After game maker Zynga awarded stock options in July in an effort to retain its talent, those same folks could be getting pink slips.
The company announced Tuesday plans to cut its 3,200-employee work force by 5 percent – about 160 people. It plans to close studios in Boston, the UK and Japan, and reduce investment at its studio in Austin, Texas, according to reports.
It also said it will ditch 13 older games – it hasn’t said which ones – and sunset “The Ville,” the game that Electronic Arts sued over, claiming copyright infringement. “The Ville” debuted in June, but has not won that many fans, according to Business Insider. “Sunsetting” means it will keep the game live, but discontinue development on it.
In Facebook’s earnings call Tuesday, CEO Mark Zuckerberg noted the decline in revenue from Zynga, just 7 percent this quarter, down from 10 percent the prior quarter.
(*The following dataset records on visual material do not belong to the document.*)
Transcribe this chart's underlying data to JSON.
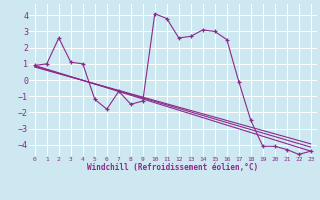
{
  "xlabel": "Windchill (Refroidissement éolien,°C)",
  "background_color": "#cde8f0",
  "grid_color": "#ffffff",
  "line_color": "#8b2a8b",
  "xlim": [
    -0.5,
    23.5
  ],
  "ylim": [
    -4.7,
    4.7
  ],
  "yticks": [
    -4,
    -3,
    -2,
    -1,
    0,
    1,
    2,
    3,
    4
  ],
  "xticks": [
    0,
    1,
    2,
    3,
    4,
    5,
    6,
    7,
    8,
    9,
    10,
    11,
    12,
    13,
    14,
    15,
    16,
    17,
    18,
    19,
    20,
    21,
    22,
    23
  ],
  "series1_x": [
    0,
    1,
    2,
    3,
    4,
    5,
    6,
    7,
    8,
    9,
    10,
    11,
    12,
    13,
    14,
    15,
    16,
    17,
    18,
    19,
    20,
    21,
    22,
    23
  ],
  "series1_y": [
    0.9,
    1.0,
    2.6,
    1.1,
    1.0,
    -1.2,
    -1.8,
    -0.7,
    -1.5,
    -1.3,
    4.1,
    3.8,
    2.6,
    2.7,
    3.1,
    3.0,
    2.5,
    -0.1,
    -2.5,
    -4.1,
    -4.1,
    -4.3,
    -4.6,
    -4.4
  ],
  "series2_x": [
    0,
    23
  ],
  "series2_y": [
    0.9,
    -4.4
  ],
  "series3_x": [
    0,
    23
  ],
  "series3_y": [
    0.85,
    -4.15
  ],
  "series4_x": [
    0,
    23
  ],
  "series4_y": [
    0.8,
    -3.95
  ]
}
At The Telegraph, writer Willard Foxton dishes more on the reportedly toxic work environment at the game startup. And just to keep things sounding ominous, he speculates on whether this could be a sign of the second dot-com crash.
He writes about why laying off creative types is a really bad idea:
Zynga is not a New Age social tech company – it's to all intents and purposes on the same business model as a Hollywood studio, the sort of business that survives on big hits. If a business like this stops delivering hits, it dies. … Unless that big hit comes soon, Zynga is finished – and when one big dotcom goes over, others will inevitably follow, as investors rush for the exits.